Multi-application evaluation
Last updated
Last updated
This feature allows you to compare and evaluate the performance of multiple LLM applications using various metrics from renowned evaluators like Ragas, Langchain, and Deepeval. By streamlining the assessment process, you can gain insights into the strengths and weaknesses of different applications and make data-driven decisions to optimize your workflows.
To begin using the Automated Evaluation multi-application:
Navigate to the Evaluation page under LLM Labs menu.
Click the Create evaluation project button and choose Automated evaluation project type.

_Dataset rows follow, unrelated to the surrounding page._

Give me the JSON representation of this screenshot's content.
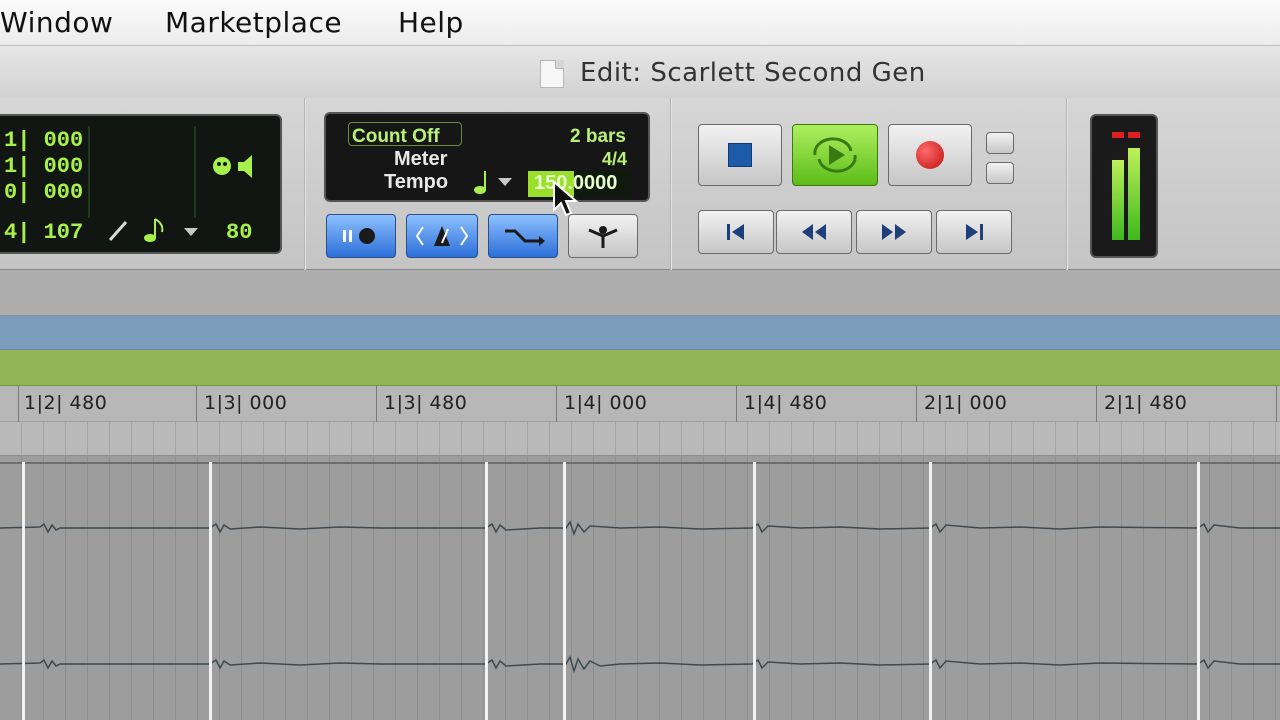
{
  "menu": {
    "window": "Window",
    "marketplace": "Marketplace",
    "help": "Help"
  },
  "window": {
    "title": "Edit: Scarlett Second Gen",
    "icon": "document-icon"
  },
  "counter": {
    "line1": "1| 000",
    "line2": "1| 000",
    "line3": "0| 000",
    "line4": "4| 107",
    "value": "80",
    "icons": [
      "speaker-icon",
      "pencil-icon",
      "eighth-note-icon",
      "dropdown-arrow-icon"
    ]
  },
  "midi_panel": {
    "count_off": "Count Off",
    "bars": "2 bars",
    "meter_label": "Meter",
    "meter_value": "4/4",
    "tempo_label": "Tempo",
    "tempo_value": "150.0000",
    "icons": [
      "quarter-note-icon",
      "dropdown-arrow-icon"
    ]
  },
  "midi_buttons": [
    {
      "name": "wait-for-note-button",
      "icon": "pause-record-icon"
    },
    {
      "name": "metronome-button",
      "icon": "metronome-icon"
    },
    {
      "name": "midi-merge-button",
      "icon": "merge-icon"
    },
    {
      "name": "conductor-button",
      "icon": "conductor-icon"
    }
  ],
  "transport": {
    "stop": "stop-icon",
    "play": "play-loop-icon",
    "record": "record-icon",
    "return_to_zero": "return-to-zero-icon",
    "rewind": "rewind-icon",
    "fast_forward": "fast-forward-icon",
    "go_to_end": "go-to-end-icon"
  },
  "ruler": {
    "labels": [
      "1|2| 480",
      "1|3| 000",
      "1|3| 480",
      "1|4| 000",
      "1|4| 480",
      "2|1| 000",
      "2|1| 480"
    ]
  },
  "colors": {
    "lcd_green": "#a8f04a",
    "button_blue": "#2b6fd8",
    "play_green": "#5cbc18",
    "record_red": "#d01818",
    "ruler_blue": "#7c9cbc",
    "ruler_green": "#92b55a"
  }
}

Configure your evaluation by selecting the applications that you want to evaluate, and uploading the ground truth dataset in a CSV format containing two columns: prompt and expected completion.
If you can’t find your application in the list, go to the sandbox where your application is created, and deploy it. You can also use the application that you already saved in your application library.
Select the Metric, Provider, and the Evaluator model you want to use for evaluation. Learn more about the evaluators and metrics.
Click the Create evaluation project button and wait for your evaluation process to be done.
After the evaluation process is completed, you can analyze the results.
Here you can view the total cost, time taken for generating completions, and the overall performance score given by the evaluator.
Here you can view the quality, the score, and the processing time of the generated completion from each application.
You can view the evaluation details from each application by clicking the three-dots icon on the right side of the table.
Here you can view the detailed evaluation result from each application.